In twelve plus hours of travel I only read one and a half books. How lame is that?

The one I finished in the car was Target by Kathleen Jeffrie Johnson, which has been named a Best Book for Young Adults by the American Library Association. A best book for 2004, by the way, which means I met my goal of reading something very currant.

Well, Target is sort of a Speak for guys. It's about a teenage boy dealing with the aftermath of having been raped by two strange men who attacked him on the street. He's devastated by the experience, of course, and is consumed with anxiety because he's afraid that somehow he did something that made him a "target." On top of that, he was so stunned by what was happening to him that he didn't put up a fight at the time of the attack, even though he was a big kid. This leads the investigating cop and the reporter who covers the story to suggest that he didn't really object or was having some kind of conflict with a male lover. (He was seriously beaten, by the way.) The emergency room doctor is repulsed by what happened to him and his parents are ashamed. He can barely speak or eat, and is clearly wasting away.

This is an interesting setup. However, a series of improbable events leads to the conclusion. He changes schools and happens to meet a wiseguy African American kid who takes an interest in him as well as an overweight girl and a gay boy. The connections just don't seem very likely.

Plus, this is the 21st Century. It seems unlikely that so many of the adults who should have been helping him--police, doctor, parents--would have such unenlightened attitudes.

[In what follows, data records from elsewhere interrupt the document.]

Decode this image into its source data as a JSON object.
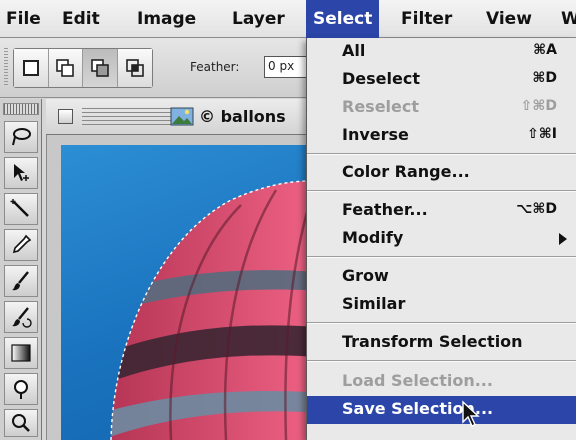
{
  "menubar": {
    "items": [
      "File",
      "Edit",
      "Image",
      "Layer",
      "Select",
      "Filter",
      "View",
      "W"
    ],
    "active": "Select"
  },
  "options_bar": {
    "selection_mode_icons": [
      "new-selection-icon",
      "add-to-selection-icon",
      "subtract-from-selection-icon",
      "intersect-selection-icon"
    ],
    "active_mode": "subtract-from-selection-icon",
    "feather_label": "Feather:",
    "feather_value": "0 px"
  },
  "document": {
    "title": "ballons",
    "close_icon": "close-box-icon",
    "file_icon": "image-file-icon"
  },
  "toolbox": {
    "tools": [
      "lasso-icon",
      "move-icon",
      "magic-wand-icon",
      "eyedropper-icon",
      "brush-icon",
      "history-brush-icon",
      "gradient-icon",
      "dodge-icon"
    ]
  },
  "select_menu": {
    "items": [
      {
        "label": "All",
        "shortcut": "⌘A",
        "enabled": true
      },
      {
        "label": "Deselect",
        "shortcut": "⌘D",
        "enabled": true
      },
      {
        "label": "Reselect",
        "shortcut": "⇧⌘D",
        "enabled": false
      },
      {
        "label": "Inverse",
        "shortcut": "⇧⌘I",
        "enabled": true
      },
      {
        "label": "Color Range...",
        "shortcut": "",
        "enabled": true
      },
      {
        "label": "Feather...",
        "shortcut": "⌥⌘D",
        "enabled": true
      },
      {
        "label": "Modify",
        "shortcut": "",
        "enabled": true,
        "submenu": true
      },
      {
        "label": "Grow",
        "shortcut": "",
        "enabled": true
      },
      {
        "label": "Similar",
        "shortcut": "",
        "enabled": true
      },
      {
        "label": "Transform Selection",
        "shortcut": "",
        "enabled": true
      },
      {
        "label": "Load Selection...",
        "shortcut": "",
        "enabled": false
      },
      {
        "label": "Save Selection...",
        "shortcut": "",
        "enabled": true,
        "highlighted": true
      }
    ]
  },
  "colors": {
    "menu_highlight": "#2b45a8",
    "sky": "#1a73be",
    "balloon_red": "#e84a6e",
    "balloon_dark": "#4a2a38"
  }
}
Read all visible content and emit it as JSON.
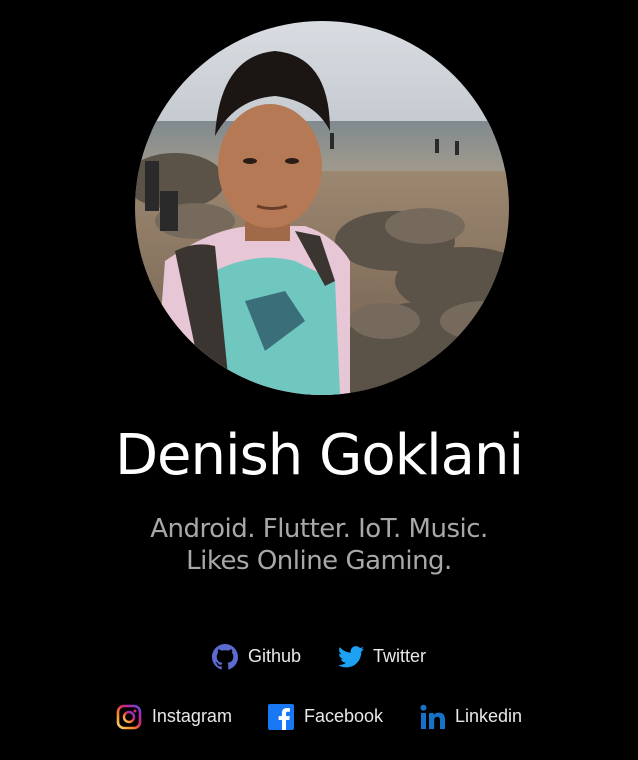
{
  "profile": {
    "name": "Denish Goklani",
    "tagline_line1": "Android. Flutter. IoT. Music.",
    "tagline_line2": "Likes Online Gaming.",
    "avatar_icon": "profile-photo"
  },
  "links": {
    "github": {
      "label": "Github",
      "icon": "github-icon",
      "color": "#5b6bd1"
    },
    "twitter": {
      "label": "Twitter",
      "icon": "twitter-icon",
      "color": "#1da1f2"
    },
    "instagram": {
      "label": "Instagram",
      "icon": "instagram-icon",
      "color": "#e1306c"
    },
    "facebook": {
      "label": "Facebook",
      "icon": "facebook-icon",
      "color": "#1877f2"
    },
    "linkedin": {
      "label": "Linkedin",
      "icon": "linkedin-icon",
      "color": "#1572c8"
    }
  },
  "colors": {
    "background": "#000000",
    "name_text": "#ffffff",
    "tagline_text": "#a8a8a8"
  }
}
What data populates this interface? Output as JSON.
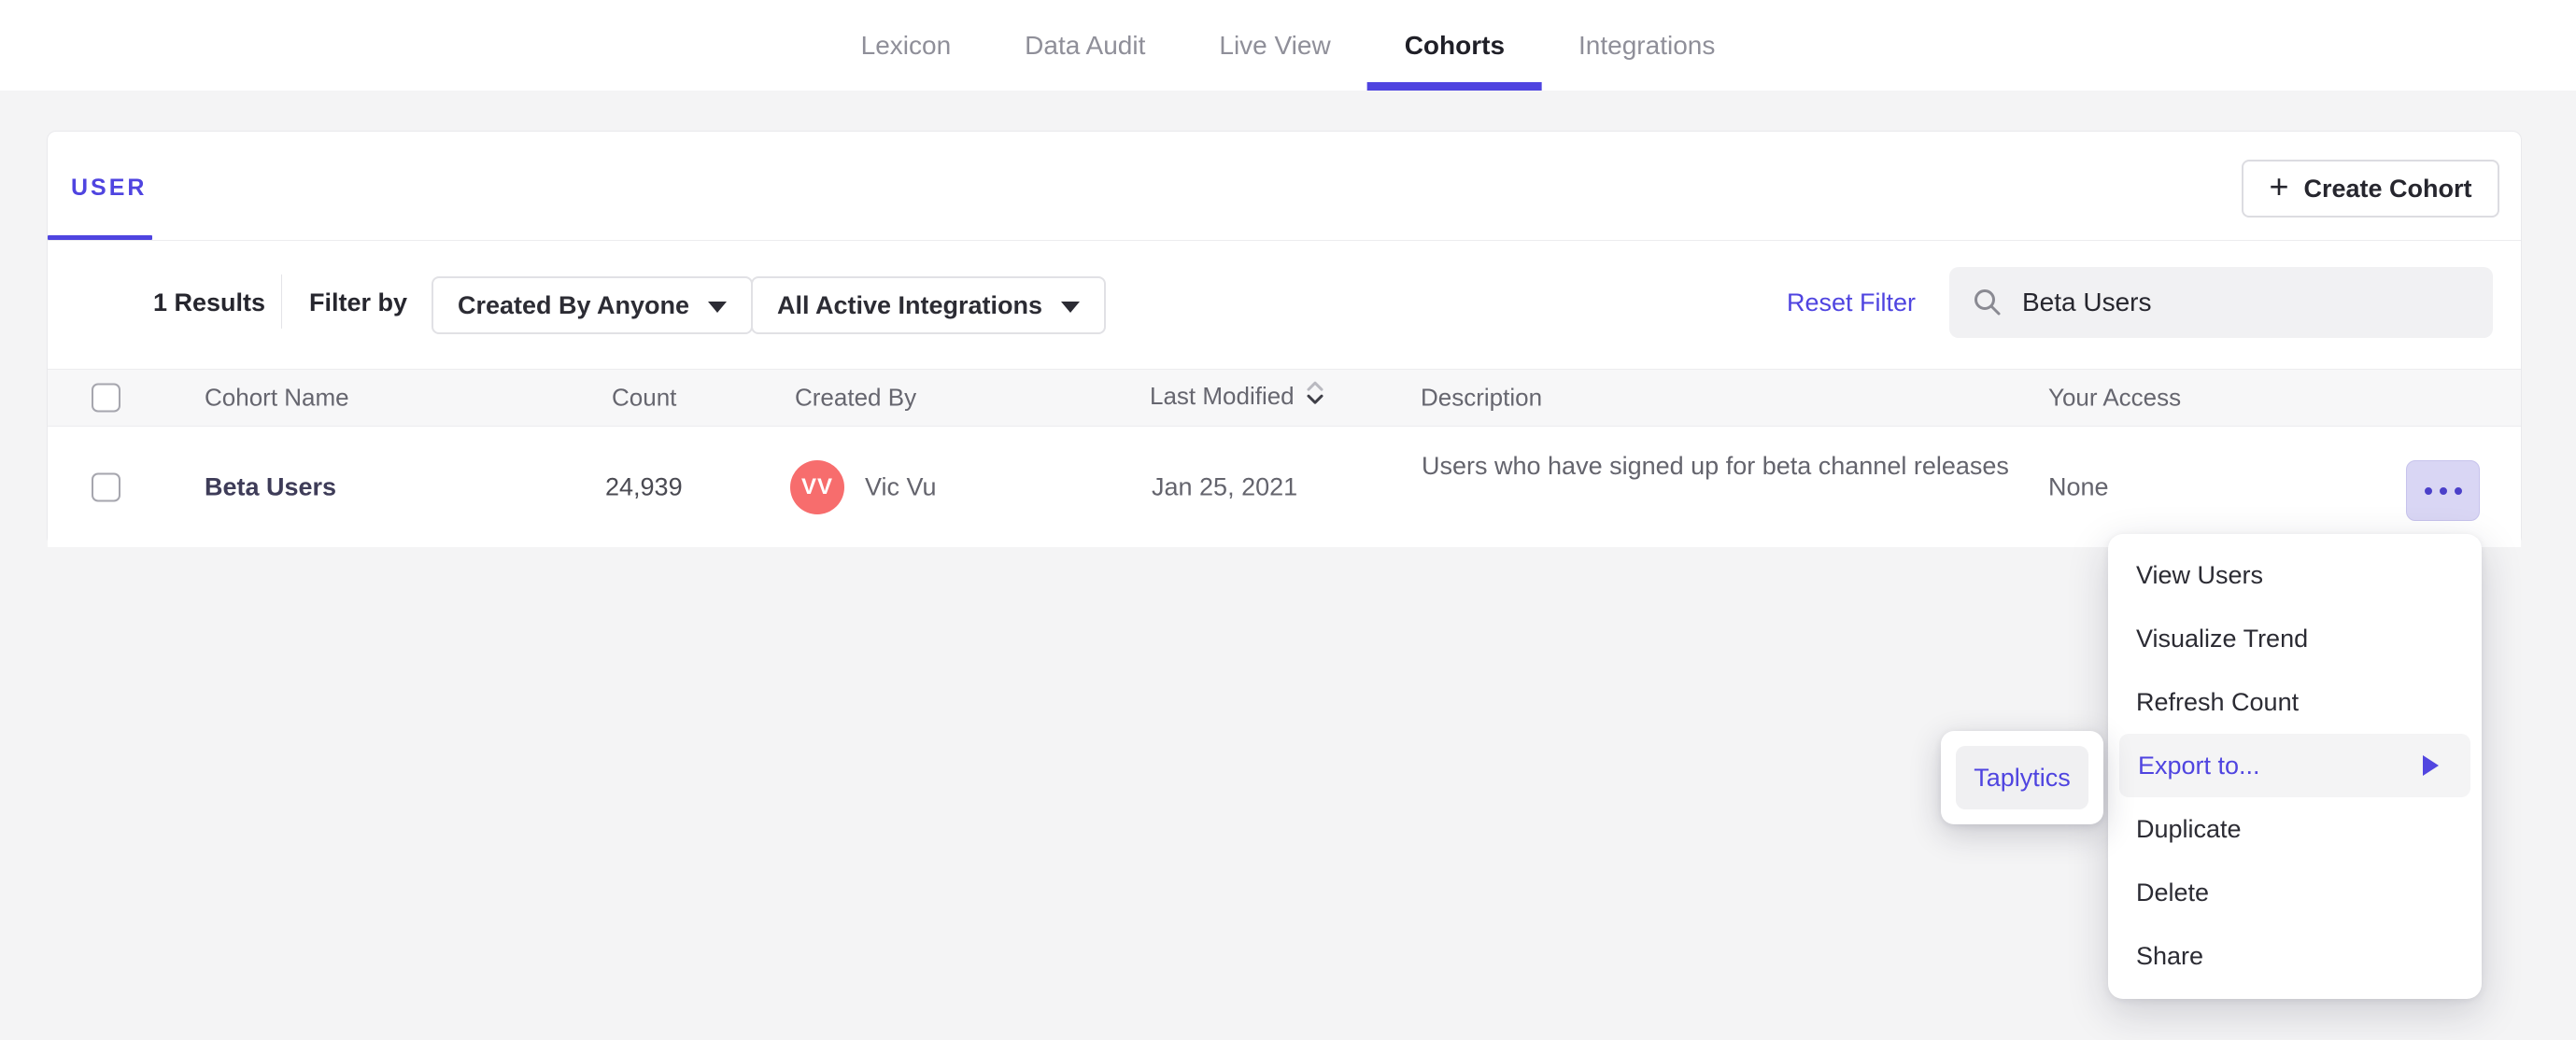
{
  "nav": {
    "tabs": [
      {
        "label": "Lexicon"
      },
      {
        "label": "Data Audit"
      },
      {
        "label": "Live View"
      },
      {
        "label": "Cohorts"
      },
      {
        "label": "Integrations"
      }
    ],
    "active_tab": "Cohorts"
  },
  "cohorts_page": {
    "type_tab": "USER",
    "create_cohort": {
      "plus": "+",
      "label": "Create Cohort"
    },
    "filters": {
      "results_count": "1 Results",
      "filter_by_label": "Filter by",
      "created_by_filter": "Created By Anyone",
      "integrations_filter": "All Active Integrations",
      "reset_filter_label": "Reset Filter",
      "search_value": "Beta Users"
    },
    "table": {
      "headers": {
        "name": "Cohort Name",
        "count": "Count",
        "created_by": "Created By",
        "last_modified": "Last Modified",
        "description": "Description",
        "access": "Your Access"
      },
      "rows": [
        {
          "name": "Beta Users",
          "count": "24,939",
          "avatar_initials": "VV",
          "created_by": "Vic Vu",
          "last_modified": "Jan 25, 2021",
          "description": "Users who have signed up for beta channel releases",
          "access": "None"
        }
      ]
    }
  },
  "context_menu": {
    "items": [
      "View Users",
      "Visualize Trend",
      "Refresh Count",
      "Export to...",
      "Duplicate",
      "Delete",
      "Share"
    ],
    "highlighted_item": "Export to..."
  },
  "export_submenu": {
    "items": [
      "Taplytics"
    ]
  },
  "colors": {
    "accent": "#4f44e0",
    "avatar": "#f76d6d",
    "dots_button_bg": "#d9d6f4",
    "highlight_bg": "#f4f4f5",
    "page_bg": "#f4f4f5"
  }
}
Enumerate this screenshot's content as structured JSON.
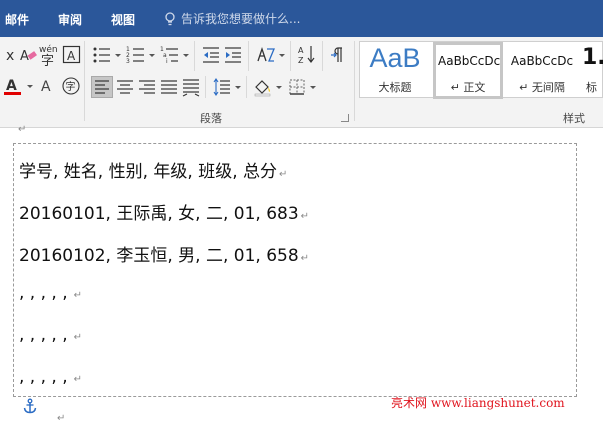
{
  "tabs": [
    {
      "label": "邮件"
    },
    {
      "label": "审阅"
    },
    {
      "label": "视图"
    }
  ],
  "tellme": {
    "placeholder": "告诉我您想要做什么..."
  },
  "ribbon": {
    "paragraph_group_label": "段落",
    "styles_group_label": "样式",
    "wen_glyph": "wén",
    "zi_glyph": "字",
    "A_glyph": "A",
    "az_glyph": "A↓Z"
  },
  "styles": [
    {
      "sample": "AaB",
      "name": "大标题"
    },
    {
      "sample": "AaBbCcDc",
      "name": "↵ 正文"
    },
    {
      "sample": "AaBbCcDc",
      "name": "↵ 无间隔"
    },
    {
      "sample": "1.",
      "name": "标"
    }
  ],
  "document": {
    "lines": [
      "学号, 姓名, 性别, 年级, 班级, 总分",
      "20160101, 王际禹, 女, 二, 01, 683",
      "20160102, 李玉恒, 男, 二, 01, 658",
      ", , , , ,",
      ", , , , ,",
      ", , , , ,"
    ],
    "paragraph_mark": "↵"
  },
  "watermark": "亮术网 www.liangshunet.com",
  "colors": {
    "tabbar": "#2b579a",
    "font_color_bar": "#e00000",
    "watermark": "#e0141e"
  }
}
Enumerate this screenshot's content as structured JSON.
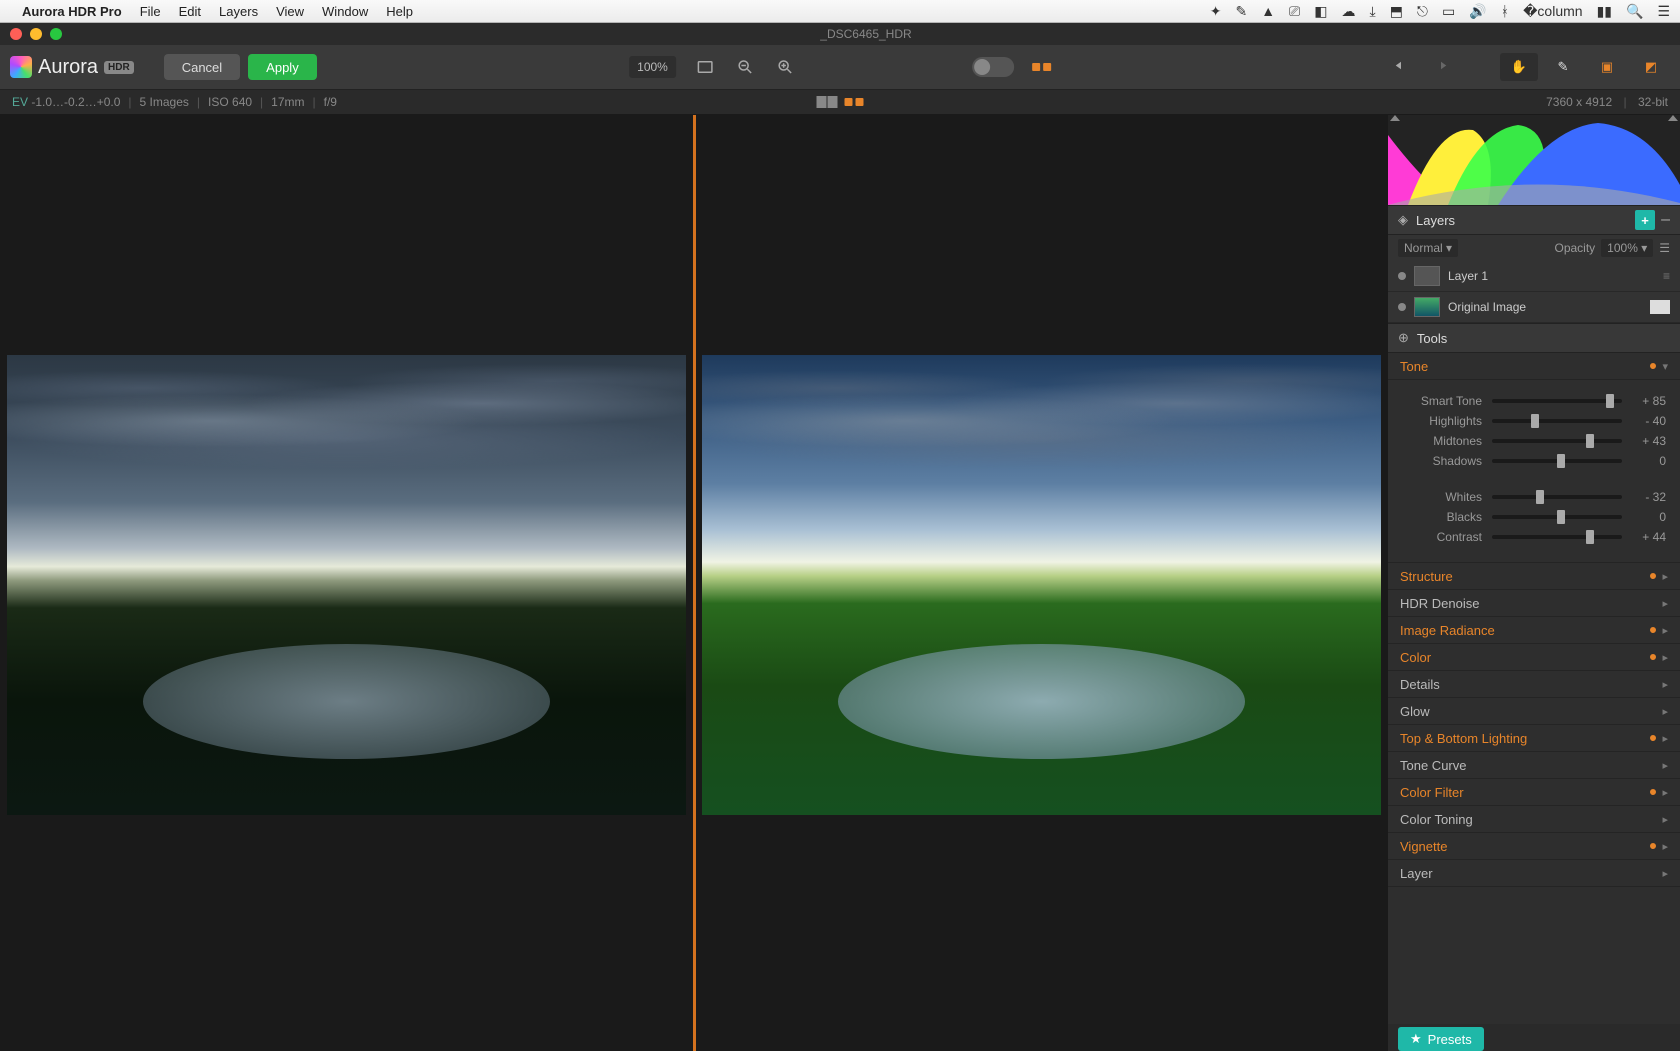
{
  "menubar": {
    "app": "Aurora HDR Pro",
    "items": [
      "File",
      "Edit",
      "Layers",
      "View",
      "Window",
      "Help"
    ]
  },
  "window": {
    "title": "_DSC6465_HDR"
  },
  "toolbar": {
    "logo_text": "Aurora",
    "logo_badge": "HDR",
    "cancel": "Cancel",
    "apply": "Apply",
    "zoom": "100%"
  },
  "infobar": {
    "ev_label": "EV",
    "ev_values": "-1.0…-0.2…+0.0",
    "images": "5 Images",
    "iso": "ISO 640",
    "focal": "17mm",
    "aperture": "f/9",
    "dims": "7360 x 4912",
    "bits": "32-bit"
  },
  "layers": {
    "header": "Layers",
    "blend": "Normal",
    "opacity_label": "Opacity",
    "opacity_value": "100%",
    "items": [
      {
        "name": "Layer 1"
      },
      {
        "name": "Original Image"
      }
    ]
  },
  "tools": {
    "header": "Tools",
    "tone": {
      "label": "Tone",
      "sliders": [
        {
          "name": "Smart Tone",
          "value": 85,
          "pos": 88
        },
        {
          "name": "Highlights",
          "value": -40,
          "pos": 30
        },
        {
          "name": "Midtones",
          "value": 43,
          "pos": 72
        },
        {
          "name": "Shadows",
          "value": 0,
          "pos": 50
        },
        {
          "name": "Whites",
          "value": -32,
          "pos": 34
        },
        {
          "name": "Blacks",
          "value": 0,
          "pos": 50
        },
        {
          "name": "Contrast",
          "value": 44,
          "pos": 72
        }
      ]
    },
    "sections": [
      {
        "name": "Structure",
        "active": true
      },
      {
        "name": "HDR Denoise",
        "active": false
      },
      {
        "name": "Image Radiance",
        "active": true
      },
      {
        "name": "Color",
        "active": true
      },
      {
        "name": "Details",
        "active": false
      },
      {
        "name": "Glow",
        "active": false
      },
      {
        "name": "Top & Bottom Lighting",
        "active": true
      },
      {
        "name": "Tone Curve",
        "active": false
      },
      {
        "name": "Color Filter",
        "active": true
      },
      {
        "name": "Color Toning",
        "active": false
      },
      {
        "name": "Vignette",
        "active": true
      },
      {
        "name": "Layer",
        "active": false
      }
    ]
  },
  "presets": {
    "label": "Presets"
  }
}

One or two, maybe. But everyone? Having the adults shunning their responsibilities toward the main character makes it possible for the kids in his life to take over, of course. Still, it seems like an artificial situation.

Grady, the main character, is suffering horribly and readers ought to feel for him. But it's hard to believe that someone in such bad shape would be ignored by all the seemingly decent, middle class adults around him.

Target is a readable but not believable book for older teen readers.